Kenya's Prime Minister Raila Odinga (l) Sierra Leone's President Ernest Bai Koroma, center, and Ivory Coast President Laurent Gbagbo (r) pose for photographers at the presidential palace in Abidjan, Jan 3, 2011
Kenya's Prime Minister Raila Odinga (l) Sierra Leone's President Ernest Bai Koroma, center, and Ivory Coast President Laurent Gbagbo (r) pose for photographers at the presidential palace in Abidjan, Jan 3, 2011

African leaders are in Abidjan for more talks with Ivory Coast's rival presidents. The country's political crisis has sent thousands of refugees into Liberia. Leaders met with defiant Ivory Coast President Laurent Gbagbo Monday, offering him an amnesty deal on condition he cedes power to rival Alassane Ouattara.

The African Union and the Economic Community of West African States have recognized former prime minister Alassane Ouattara as the newly-elected president of Ivory Coast. So the focus of the groups' joint mission to Abidjan is the man who stands in Ouattara's way - incumbent President Laurent Gbagbo.

Gbagbo says he intends to remain in power and accuses foreign governments of plotting a coup against him. Dim prospects for resolving the dispute are evident in the two sides failing to agree even on what their talks are about.

West African leaders say they are in Abidjan to press their demands that Gbagbo step down. A spokesman for Sierra Leonean President Ernest Bai Koroma, who is among the heads of state representing the West African alliance, said Gbagbo's exit is non-negotiable.

Gbagbo's aides say this meeting is all about negotiation. Ambassador Yao Gnamien, a special advisor to Gbagbo, said, "They are not coming to negotiate the departure of President Gbagbo. They are coming to Cote D'Ivoire just for a process of negotiations so that we can find a peaceful solution to the crisis."

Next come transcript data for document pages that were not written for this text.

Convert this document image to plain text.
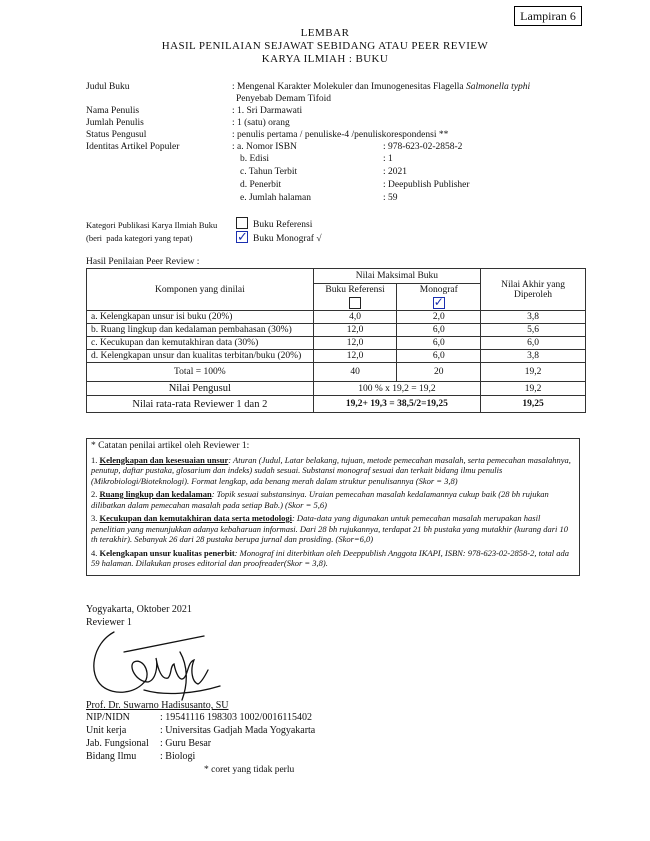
Lampiran 6
LEMBAR
HASIL PENILAIAN SEJAWAT SEBIDANG ATAU PEER REVIEW
KARYA ILMIAH : BUKU
Judul Buku	: Mengenal Karakter Molekuler dan Imunogenesitas Flagella Salmonella typhi
Penyebab Demam Tifoid
Nama Penulis	: 1. Sri Darmawati
Jumlah Penulis	: 1 (satu) orang
Status Pengusul	: penulis pertama / penuliske-4 /penuliskorespondensi **
Identitas Artikel Populer	: a. Nomor ISBN	: 978-623-02-2858-2
b. Edisi	: 1
c. Tahun Terbit	: 2021
d. Penerbit	: Deepublish Publisher
e. Jumlah halaman	: 59
Kategori Publikasi Karya Ilmiah Buku
(beri  pada kategori yang tepat)
Buku Referensi
✓ Buku Monograf √
Hasil Penilaian Peer Review :
Komponen yang dinilai	Nilai Maksimal Buku		Nilai Akhir yang Diperoleh

	Buku Referensi	Monograf
✓	
a. Kelengkapan unsur isi buku (20%)	4,0	2,0	3,8
b. Ruang lingkup dan kedalaman pembahasan (30%)	12,0	6,0	5,6
c. Kecukupan dan kemutakhiran data (30%)	12,0	6,0	6,0
d. Kelengkapan unsur dan kualitas terbitan/buku (20%)	12,0	6,0	3,8
Total = 100%	40	20	19,2
Nilai Pengusul	100 % x 19,2 = 19,2		19,2
Nilai rata-rata Reviewer 1 dan 2	19,2+ 19,3 = 38,5/2=19,25		19,25

* Catatan penilai artikel oleh Reviewer 1:

1. Kelengkapan dan kesesuaian unsur: Aturan (Judul, Latar belakang, tujuan, metode pemecahan masalah, serta pemecahan masalahnya, penutup, daftar pustaka, glosarium dan indeks) sudah sesuai. Substansi monograf sesuai dan terkait bidang ilmu penulis (Mikrobiologi/Bioteknologi). Format lengkap, ada benang merah dalam struktur penulisannya (Skor = 3,8)

2. Ruang lingkup dan kedalaman: Topik sesuai substansinya. Uraian pemecahan masalah kedalamannya cukup baik (28 bh rujukan dilibatkan dalam pemecahan masalah pada setiap Bab.) (Skor = 5,6)

3. Kecukupan dan kemutakhiran data serta metodologi: Data-data yang digunakan untuk pemecahan masalah merupakan hasil penelitian yang menunjukkan adanya kebaharuan informasi. Dari 28 bh rujukannya, terdapat 21 bh pustaka yang mutakhir (kurang dari 10 th terakhir). Sebanyak 26 dari 28 pustaka berupa jurnal dan prosiding. (Skor=6,0)

4. Kelengkapan unsur kualitas penerbit: Monograf ini diterbitkan oleh Deeppublish Anggota IKAPI, ISBN: 978-623-02-2858-2, total ada 59 halaman. Dilakukan proses editorial dan proofreader(Skor = 3,8).

Yogyakarta, Oktober 2021
Reviewer 1
Prof. Dr. Suwarno Hadisusanto, SU
NIP/NIDN	: 19541116 198303 1002/0016115402
Unit kerja	: Universitas Gadjah Mada Yogyakarta
Jab. Fungsional : Guru Besar
Bidang Ilmu : Biologi
* coret yang tidak perlu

Nigerian President Goodluck Jonathan said West African leaders will decide what to do next, following Monday's talks that also include the African Union mediator to the crisis, Kenyan Prime Minister Raila Odinga.

The West African alliance said it is considering military force to remove Gbagbo, but he is still backed by Ivory Coast's military, so a battle for control of Abidjan would be costly.  Gbagbo said Ouattara should not expect foreign troops to help him and is calling for the departure of U.N. peacekeepers, who are guarding Ouattara's hotel.

Ouattara said Gbagbo militants are killing his supporters, and he wants the International Criminal Court to investigate. The United Nations estimates that more than 170 people have been killed in post-election violence.

The crisis has sent more than 20,000 Ivorian refugees into Liberia.

Malek Triki works for the World Food Program in West Africa. He said, "Many of them have come without any food, without any assets at all, and those who have some assets like goats, for example, they would sell them below market price just to be able to buy food and water. And some of them had during the first few days, had even to go back to Ivory Coast in search of food and water."

Relief officials expect as many as 450,000 people may be internally displaced and 150,000 people may eventually seek refuge in Liberia, Guinea, Mali, Burkina Faso, and Ghana.